Regarding Scottish referendum on independence expected in 2018 or 2019, Gary Paterson, a Scottish political activist, said:  “Twenty years on since Scotland voted for devolution, younger generations have become hungry for Scottish independence.” He added that he has never taken things for granted. However, Paterson pointed out that his “generation knows it to be nothing other than a political reality – the space where Scotland’s national voice is articulated through popular will and progressive format. We must be ready to fight to take the hopes.”

The events likely to follow eventual Scottish independence can be foreseen through the example of just concluded October 1 referendum on independence in the Spanish region of Catalonia, which the Spanish government deemed illegal and void.

The voting itself was marred by violent clashes between police and the Catalonians, the scale of which was met with shock and indignation around the world, and the seizure of voting posts by Spanish police.

However, the referendum went on regardless, resulting with the Catalonian regional government’s issuance of the declaration of independence on October 10, proclaiming the establishment of “the Catalan Republic as an independent and sovereign, legal, democratic and social state.” Yet, in a surprising move following the signing of the declaration of independence, the head of the Catalonian government decided to suspend the process of declaring the factual independence in a bid to launch talks with the Spanish government.

According to Catalan government around 90% ―of the 43% of eligible voters that took part in referendum―supported the independence yet the Spanish government deems the vote illegal.
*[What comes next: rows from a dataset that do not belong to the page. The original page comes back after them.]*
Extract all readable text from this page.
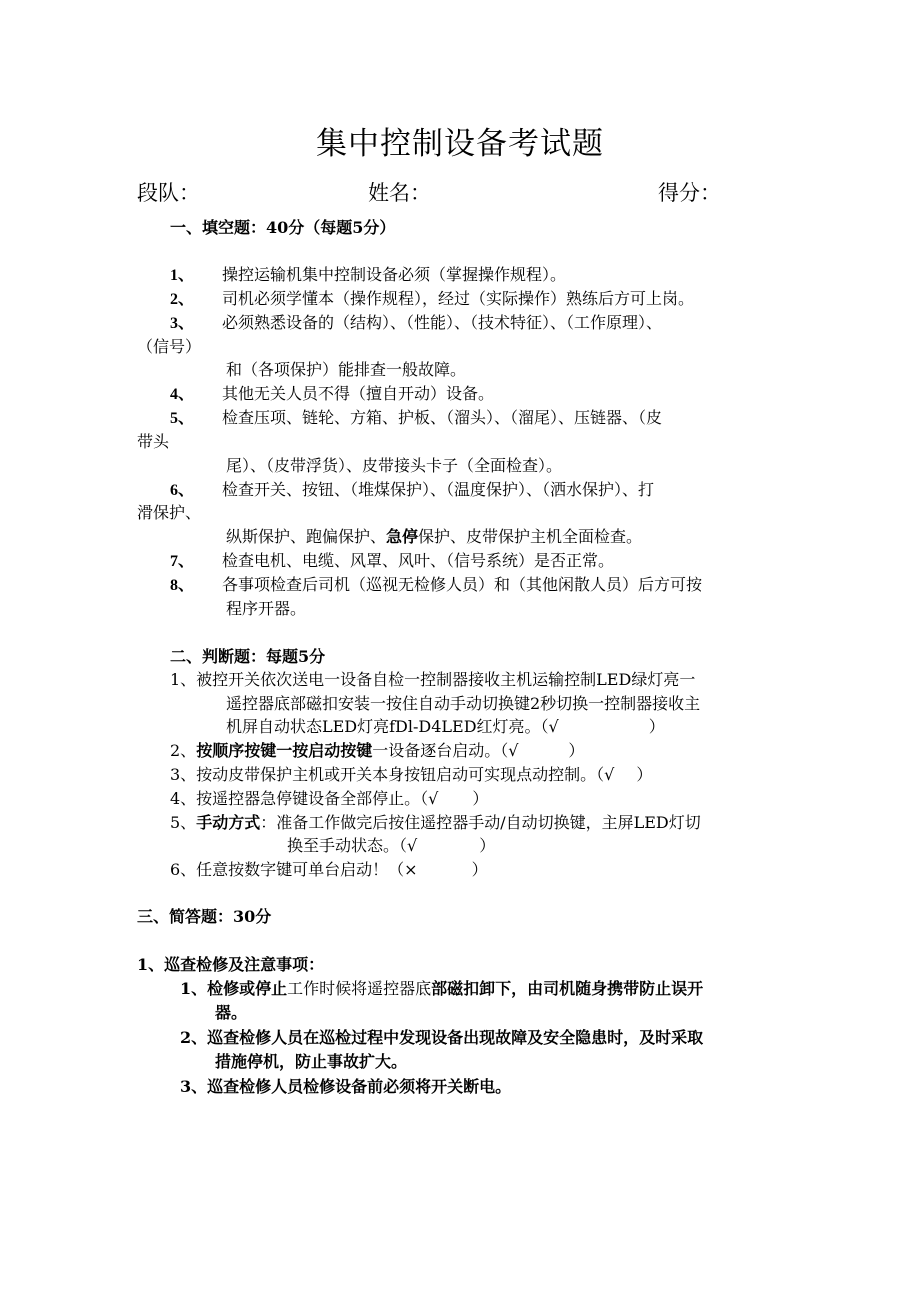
集中控制设备考试题
段队：	姓名：	得分：
一、填空题：40分（每题5分）
1、 操控运输机集中控制设备必须（掌握操作规程）。
2、 司机必须学懂本（操作规程），经过（实际操作）熟练后方可上岗。
3、 必须熟悉设备的（结构）、（性能）、（技术特征）、（工作原理）、
（信号）
和（各项保护）能排查一般故障。
4、 其他无关人员不得（擅自开动）设备。
5、 检查压项、链轮、方箱、护板、（溜头）、（溜尾）、压链器、（皮
带头
尾）、（皮带浮货）、皮带接头卡子（全面检查）。
6、 检查开关、按钮、（堆煤保护）、（温度保护）、（洒水保护）、打
滑保护、
纵斯保护、跑偏保护、急停保护、皮带保护主机全面检查。
7、 检查电机、电缆、风罩、风叶、（信号系统）是否正常。
8、 各事项检查后司机（巡视无检修人员）和（其他闲散人员）后方可按
程序开器。
二、判断题：每题5分
1、被控开关依次送电一设备自检一控制器接收主机运输控制LED绿灯亮一
遥控器底部磁扣安装一按住自动手动切换键2秒切换一控制器接收主
机屏自动状态LED灯亮fDl-D4LED红灯亮。（√	）
2、按顺序按键一按启动按键一设备逐台启动。（√	）
3、按动皮带保护主机或开关本身按钮启动可实现点动控制。（√ ）
4、按遥控器急停键设备全部停止。（√ ）
5、手动方式：准备工作做完后按住遥控器手动/自动切换键，主屏LED灯切
换至手动状态。（√	）
6、任意按数字键可单台启动！（×	）
三、简答题：30分
1、巡查检修及注意事项：
1、检修或停止工作时候将遥控器底部磁扣卸下，由司机随身携带防止误开
器。
2、巡查检修人员在巡检过程中发现设备出现故障及安全隐患时，及时采取
措施停机，防止事故扩大。
3、巡查检修人员检修设备前必须将开关断电。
On Wednesday Spanish Prime Minister has given 8-day ultimatum to the Catalan government to drop the bid for independence, failing which would suspend Catalonia’s political autonomy and would put it under direct rule of Madrid.

Both Kurds and the Catalonians base their claims for independence on the concept of the right to self-determination as stipulated in the UN Charter, their historical aspirations for statehood, alongside with the poor treatment by their respective central governments. The Iraqi and Spanish governments, on the other hand, call on the illegality of the votes as being contrary to respective state Constitutions and the existing autonomy they both enjoy.

In both cases, going forward with the declaration of independent states of Catalonia and Iraqi Kurdistan would trigger chain of events that would shatter the existing order in both Europe and the Middle East. Throughout recent history, peaceful changing of the state borders was an extremely rare occurrence. To be sure, Iraqi Kurdistan referendum would inevitably lead to a new war within Iraq which would quickly spill over the borders to Turkey and Iran and translate into a war with no end in sight.

Voting for independence was the relatively easy part of the dilemma – but translating that vote into the actual independence, without violent conflict at this juncture seems impossible. Catalonian clashes showed the world something nearly unimaginable ― that even in the democratic EU states the government would use force to quell actions it deems illegal according to state laws.

The question for the Kurds and the Catalans may have been ‘to vote or not to vote’, but for the rest of us, other questions worth pondering could be why the same acts to secure the security of the state and its laws are labelled as rightful and in some are not, going so far as to call them ‘regime repression’? Why some people have more right to statehood and some do not and who decides ― the voters, the politicians or the whole set of global political circumstances and vested interests? The questions also arise about the future acts by the plethora of other separatist movements alive around the world and about the reactions of the international community in various cases of separatist demands.